Parents have hit back at a letter from a headteacher published in yesterday’s Argus.
The letter from Hove Park School’s Derek Trimmer was the first time he had spoken publicly about the school’s plans to become an academy.
Sharon Duggal, from the parent pressure group Hands Off Hove Park, has responded below.
MR Trimmer talks about listening but it is clear he is refusing to hear - as reflected in his choice to write a controlled letter presenting his proposal rather than enter into a dialogue to discuss the many concerns about the proposal with the wider school community.
To paint these genuine concerns as just being from the loudest voices is both remiss and insulting to the ordinary mums and dads involved at the school.
A letter from Mr Trimmer allows him to put forward his rather glossed over but ultimately superficial proposal for academy status for the school and dismisses the need to provide properly evidenced, well researched responses to the concerns of parents and carers as well as the wider local community.
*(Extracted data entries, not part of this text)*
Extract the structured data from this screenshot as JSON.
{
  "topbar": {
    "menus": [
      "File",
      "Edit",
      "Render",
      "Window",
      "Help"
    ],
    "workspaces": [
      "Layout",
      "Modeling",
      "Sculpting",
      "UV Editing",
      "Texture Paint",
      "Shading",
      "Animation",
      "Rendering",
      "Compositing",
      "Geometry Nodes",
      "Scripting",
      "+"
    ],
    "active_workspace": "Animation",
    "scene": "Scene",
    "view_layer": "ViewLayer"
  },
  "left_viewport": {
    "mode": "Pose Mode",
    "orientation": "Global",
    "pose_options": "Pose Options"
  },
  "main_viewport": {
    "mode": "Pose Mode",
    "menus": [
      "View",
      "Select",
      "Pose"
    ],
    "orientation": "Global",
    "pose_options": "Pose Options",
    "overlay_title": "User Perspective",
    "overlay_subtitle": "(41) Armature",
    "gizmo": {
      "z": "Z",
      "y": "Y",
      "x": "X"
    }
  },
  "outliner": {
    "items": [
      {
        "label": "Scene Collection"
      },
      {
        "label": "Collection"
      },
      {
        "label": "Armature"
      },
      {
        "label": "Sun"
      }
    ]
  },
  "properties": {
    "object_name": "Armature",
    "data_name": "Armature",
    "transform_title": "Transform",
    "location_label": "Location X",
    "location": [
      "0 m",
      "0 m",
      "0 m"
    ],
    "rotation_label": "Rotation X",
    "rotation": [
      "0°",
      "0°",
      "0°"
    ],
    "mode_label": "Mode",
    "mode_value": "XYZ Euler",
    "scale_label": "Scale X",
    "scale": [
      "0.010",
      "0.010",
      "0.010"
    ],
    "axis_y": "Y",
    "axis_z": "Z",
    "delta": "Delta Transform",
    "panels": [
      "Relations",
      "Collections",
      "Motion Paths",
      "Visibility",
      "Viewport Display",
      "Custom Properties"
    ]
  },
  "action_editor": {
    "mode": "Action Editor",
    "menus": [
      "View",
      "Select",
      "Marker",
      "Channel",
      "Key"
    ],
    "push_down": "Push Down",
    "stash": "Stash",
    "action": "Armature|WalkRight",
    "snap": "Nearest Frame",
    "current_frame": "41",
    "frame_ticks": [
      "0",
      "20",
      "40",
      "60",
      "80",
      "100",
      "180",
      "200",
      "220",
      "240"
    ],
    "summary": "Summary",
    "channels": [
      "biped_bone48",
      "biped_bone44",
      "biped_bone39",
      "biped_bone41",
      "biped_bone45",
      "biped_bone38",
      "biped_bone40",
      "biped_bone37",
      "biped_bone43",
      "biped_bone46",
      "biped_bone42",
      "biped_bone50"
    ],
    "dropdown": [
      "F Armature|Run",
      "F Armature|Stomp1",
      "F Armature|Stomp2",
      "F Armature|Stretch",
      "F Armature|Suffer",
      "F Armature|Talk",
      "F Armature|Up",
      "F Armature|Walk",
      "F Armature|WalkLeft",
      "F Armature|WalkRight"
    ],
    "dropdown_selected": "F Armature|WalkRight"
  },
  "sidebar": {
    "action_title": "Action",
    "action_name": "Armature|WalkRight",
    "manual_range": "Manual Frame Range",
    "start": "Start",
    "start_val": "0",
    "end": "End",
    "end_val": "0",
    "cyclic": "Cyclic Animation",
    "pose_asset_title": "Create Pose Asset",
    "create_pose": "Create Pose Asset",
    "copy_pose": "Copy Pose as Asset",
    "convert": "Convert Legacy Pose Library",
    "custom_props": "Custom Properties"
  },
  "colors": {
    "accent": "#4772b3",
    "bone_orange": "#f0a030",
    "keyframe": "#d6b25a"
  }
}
There is nothing presented in his letter or in the literature presented by the school that explains how this academy route will benefit children across the city now or in the future or puts the needs of local communities first.
Quotes about standards and improvements are a spin – and we deserve better than that.
The question that is being avoided the most in the recent school presentations and from the many submitted letters to the school’s consultation email address is about the future.
Where are the safeguards for the future? Plans are not guarantees.
Plans to honour pay and conditions may apply to current staff but what about new and future staff?
Unqualified teachers are already teaching in the school in spite of reassurances that this wouldn’t happen.
There is even less protection for this under academy status.
And money for new buildings is no more guaranteed for academies than it is for local authority schools.
It is this complete lack of safeguarding for the future that is the real worry.
Once an academy, plans can be changed at any point and the reasons given will be ‘shifts in education landscape’ or ‘budget issues’.
Frankly, allowing these uncertainties to occur is just not good enough for children and young people.
Mr Trimmer and his team will move on at some point, this is inevitable.
Without local accountability the school is then open to all sorts of risks from undesirable sponsors to admissions systems that do not serve local families.
When this happens it will be local communities that are left to suffer, leaving the senior leadership team at Hove Park free to move on to the next vanity project.
The Hove Park School governors have a great and unenviable responsibility to make sure any decision around academy status is not just about the next couple of years with Mr Trimmer at the helm, but for all those children about to enter year seven and all the primary-aged children in the feeder schools further down the line.
If they find this responsibility too much they should open it up to a democratic process of ‘one person, one vote’ which includes parents and carers and school staff.
This is the only way Mr Trimmer and the governing body can truly listen.